MANY small sculptures of animals and birds were created by Japanese craftsmen to decorate private homes of the wealthy rulers of the Edo period - the mid-17th century to the mid-19th century. In 1640, Japan adopted a very radical policy of seclusion and exclusion. Japanese were prohibited from traveling abroad, and foreigners were not allowed to enter the country. For more than two centuries, the Japanese lived unto themselves on islands seemingly at the margin of the world. Nature was the principal diversion, regarded with profound understanding and admiration.

The Emperor and his court retired to Kyoto, the old capital, which became a religious center. Tokyo (then Edo) developed as the political heart of the country under hereditary military rulers, the shoguns, who eventually obtained kingly powers. They required that immediate subordinates - the leaders of the already existing 260 divisions of Japan - live one year out of two in Tokyo. This arrangement necessitated that each leader maintain dual luxury mansions - and in the upgrading of their own subalterns, who stayed at home to do the daily work.

Culture and education gradually trickled down to the common people, and the tastes of the aristocracy, especially for the tea ceremony, collections of small objects of art, and the habit of meditating, were gradually adopted by all levels of society.

The Japanese, today's most avid tourists, have always loved to make pilgrimages, even solitary strolls, to commune with trees, mountains, snow, flowers, creatures large and small. These were also used to decorate their homes; the first as prints, the last as sculpture.
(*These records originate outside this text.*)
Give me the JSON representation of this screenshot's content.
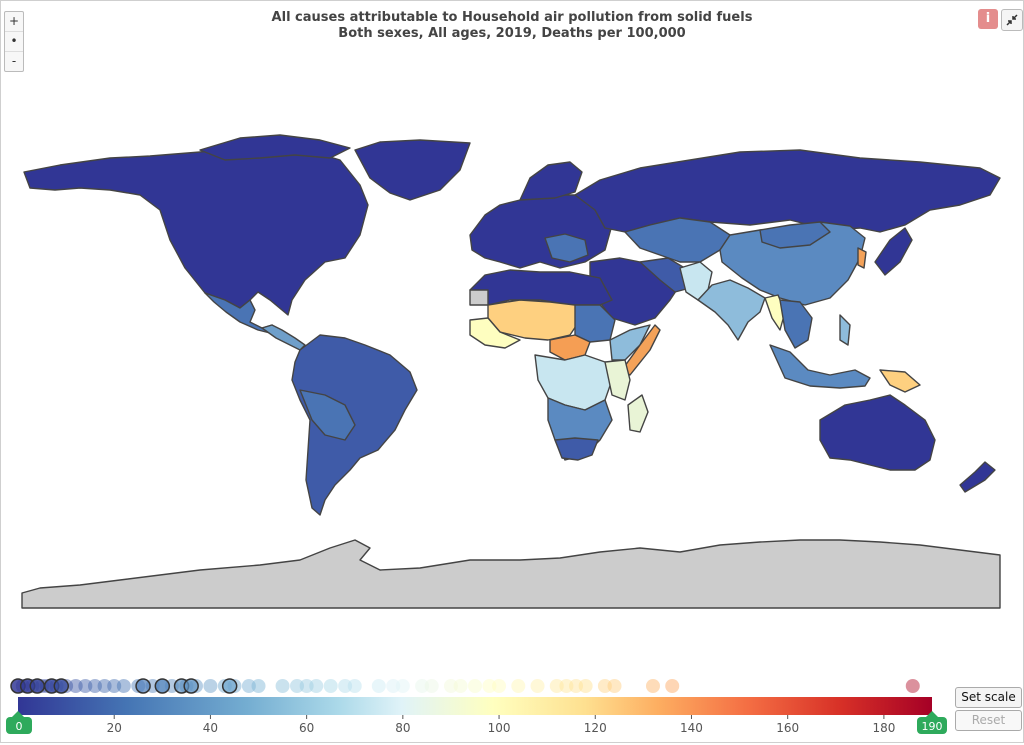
{
  "title_line1": "All causes attributable to Household air pollution from solid fuels",
  "title_line2": "Both sexes, All ages, 2019, Deaths per 100,000",
  "zoom": {
    "plus": "+",
    "reset": "•",
    "minus": "-"
  },
  "info_label": "i",
  "buttons": {
    "set_scale": "Set scale",
    "reset": "Reset"
  },
  "colors": {
    "low": "#313695",
    "mid": "#ffffbf",
    "high": "#a50026",
    "nodata": "#cccccc",
    "border": "#444444"
  },
  "chart_data": {
    "type": "choropleth",
    "title": "All causes attributable to Household air pollution from solid fuels",
    "subtitle": "Both sexes, All ages, 2019, Deaths per 100,000",
    "scale_min": 0,
    "scale_max": 190,
    "ticks": [
      20,
      40,
      60,
      80,
      100,
      120,
      140,
      160,
      180
    ],
    "min_label": "0",
    "max_label": "190",
    "dot_values": [
      0,
      1,
      2,
      3,
      4,
      5,
      6,
      7,
      8,
      9,
      10,
      12,
      14,
      16,
      18,
      20,
      22,
      25,
      28,
      30,
      32,
      35,
      37,
      40,
      43,
      45,
      48,
      50,
      55,
      58,
      60,
      62,
      65,
      68,
      70,
      75,
      78,
      80,
      84,
      86,
      90,
      92,
      95,
      98,
      100,
      104,
      108,
      112,
      114,
      116,
      118,
      122,
      124,
      132,
      136,
      186
    ],
    "highlighted_dots": [
      0,
      2,
      4,
      7,
      9,
      26,
      30,
      34,
      36,
      44
    ]
  }
}
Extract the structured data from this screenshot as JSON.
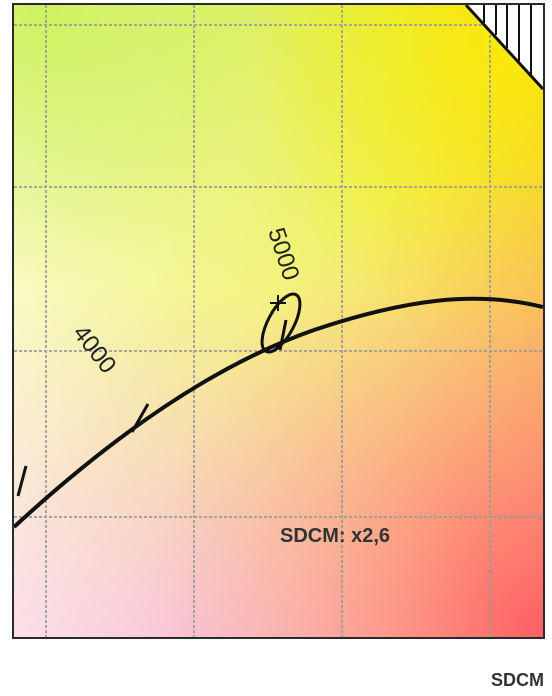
{
  "diagram": {
    "cct_labels": [
      "4000",
      "5000"
    ],
    "annotation": "SDCM: x2,6"
  },
  "footer": {
    "label": "SDCM"
  },
  "colors": {
    "frame": "#2a2a2a",
    "locus": "#111111",
    "grid": "#9a9a9a",
    "text": "#333333"
  }
}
Never vulgar, easy, a joke, or a caricature, animal art in Japan is full of style, exquisitely crafted, lyrical, at some times true to life, at others quite fanciful. It presents to man a subtle and charming knowledge of the world around him. The sculpture shown here is realistic but with an overall sense of poetry. The dog, a good friend of man, was supposed to have magic powers - its barkings were thought to drive away evil-intentioned spirits. Our well-fed puppy is cast in bronze with a thin wash of gold.

Japan opened its doors to the world again after the middle of the 19th century. In this transition, leaders lost power and homes were shuffled around, which led - among other things - to a general surplus of decorative art. In 1871 and '72, when Frenchman Henry Cernuschi, on a round-the-world trip, arrived in Tokyo, he was amazed by the quantities of exquisite small animal sculptures available; he carefully selected and purchased literally hundreds of them. They were placed in his villa and eventually donated to the city of Paris, which for many years has operated the home as the Mus'ee Cernuschi. The collection, without doubt one of the most valuable of its kind, was presented at a grand showing in 1986, sponsored by the mayor of Paris. Especially honored was the governor of Tokyo, who, accompanied by the ambassador of Japan to France, attended the ceremonial opening as part of the celebration of the ``Season of Tokyo'' in Paris.